On Tue, May 17, 2016 at 4:46 PM, shervin86 notifications@github.com wrote:

A draft of the modified analysis.cpp can be found in branch
scalesSmearings
I cannot continue working on that now. Can some continue working on that?
Please follow the instructions in doc/instructions.doc of THAT branch.


You are receiving this because you commented.
Reply to this email directly or view it on GitHub
#62 (comment)

Sure. I'll look at it this afternoon.

Here is some summary of tests I ran on some of the largest minitrees.
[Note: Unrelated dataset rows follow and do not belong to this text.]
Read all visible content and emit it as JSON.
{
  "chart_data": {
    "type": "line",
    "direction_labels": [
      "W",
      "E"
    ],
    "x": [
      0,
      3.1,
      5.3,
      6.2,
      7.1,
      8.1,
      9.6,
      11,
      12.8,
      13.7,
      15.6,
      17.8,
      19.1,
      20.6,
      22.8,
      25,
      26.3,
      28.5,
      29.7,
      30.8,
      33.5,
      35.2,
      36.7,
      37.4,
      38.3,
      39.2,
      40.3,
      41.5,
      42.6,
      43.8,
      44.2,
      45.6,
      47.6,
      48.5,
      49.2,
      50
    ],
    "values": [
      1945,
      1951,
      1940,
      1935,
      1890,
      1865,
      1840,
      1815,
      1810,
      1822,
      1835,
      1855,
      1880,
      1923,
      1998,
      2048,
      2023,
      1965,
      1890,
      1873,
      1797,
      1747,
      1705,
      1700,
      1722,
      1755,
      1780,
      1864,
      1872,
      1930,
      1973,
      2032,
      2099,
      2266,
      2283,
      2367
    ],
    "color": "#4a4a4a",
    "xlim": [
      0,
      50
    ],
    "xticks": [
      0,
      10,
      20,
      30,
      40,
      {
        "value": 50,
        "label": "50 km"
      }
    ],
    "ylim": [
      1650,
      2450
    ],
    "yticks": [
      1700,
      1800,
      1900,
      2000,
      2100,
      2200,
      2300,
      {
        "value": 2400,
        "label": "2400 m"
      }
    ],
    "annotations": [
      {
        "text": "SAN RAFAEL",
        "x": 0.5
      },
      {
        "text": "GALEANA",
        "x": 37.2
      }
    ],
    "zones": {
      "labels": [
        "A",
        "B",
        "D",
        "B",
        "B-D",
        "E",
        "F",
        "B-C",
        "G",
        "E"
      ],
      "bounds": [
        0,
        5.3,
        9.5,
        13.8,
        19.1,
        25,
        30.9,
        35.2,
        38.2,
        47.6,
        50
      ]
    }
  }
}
The tag and probe minitrees are larger, but even less pass the Preselect suggested.
Branch:
https://github.com/UMN-CMS/cms-WR/tree/analysis_preselect
Commit:
3a21d51

[INFO] Reading chain for: TTJets_DiLept_v2 miniTree_lowdileptonsideband
Loading events (nEvents = 1302667): [100%]
Real time 0:16:46, CP time 29.520
Processing events (nEvents = 487248): [100%]
Real time 0:00:40, CP time 40.130

Total ram usage was
Maximum resident set size (kbytes): 2049988

[INFO] Reading chain for: DYToEE_powheg miniTree_dytagandprobe
Loading events (nEvents = 20598344): [[100%]Real time 0:18:18, CP time 245.660
Processing events (nEvents = 189312): [100%]Real time 0:00:16, CP time 15.850

Total ram usage was
Maximum resident set size (kbytes): 993296

Great thanks Peter. The TTJets_DiLept_v2 minitrees are some of the
largest, and it is good to know that even the lowdileptonsideband minitree
from that dataset can fit in ~2 GB of ram before preselection.

Regards,
Sean Kalafut

Physics PhD candidate
University of Minnesota Twin Cities

On Tue, May 17, 2016 at 11:51 PM, Peter Hansen notifications@github.com
wrote:

Here is some summary of tests I ran on some of the largest minitrees. The
tag and probe minitrees are larger, but even less pass the Preselect
suggested.
Branch:
https://github.com/UMN-CMS/cms-WR/tree/analysis_preselect
Commit:
3a21d51
3a21d51

[INFO] Reading chain for: TTJets_DiLept_v2 miniTree_lowdileptonsideband
Loading events (nEvents = 1302667): [100%]
Real time 0:16:46, CP time 29.520
Processing events (nEvents = 487248): [100%]
Real time 0:00:40, CP time 40.130

Total ram usage was
Maximum resident set size (kbytes): 2049988

[INFO] Reading chain for: DYToEE_powheg miniTree_dytagandprobe
Loading events (nEvents = 20598344): [[100%]Real time 0:18:18, CP time
245.660
Processing events (nEvents = 189312): [100%]Real time 0:00:16, CP time
15.850

Total ram usage was
Maximum resident set size (kbytes): 993296


You are receiving this because you commented.
Reply to this email directly or view it on GitHub
#62 (comment)

They fit after preselection, not before.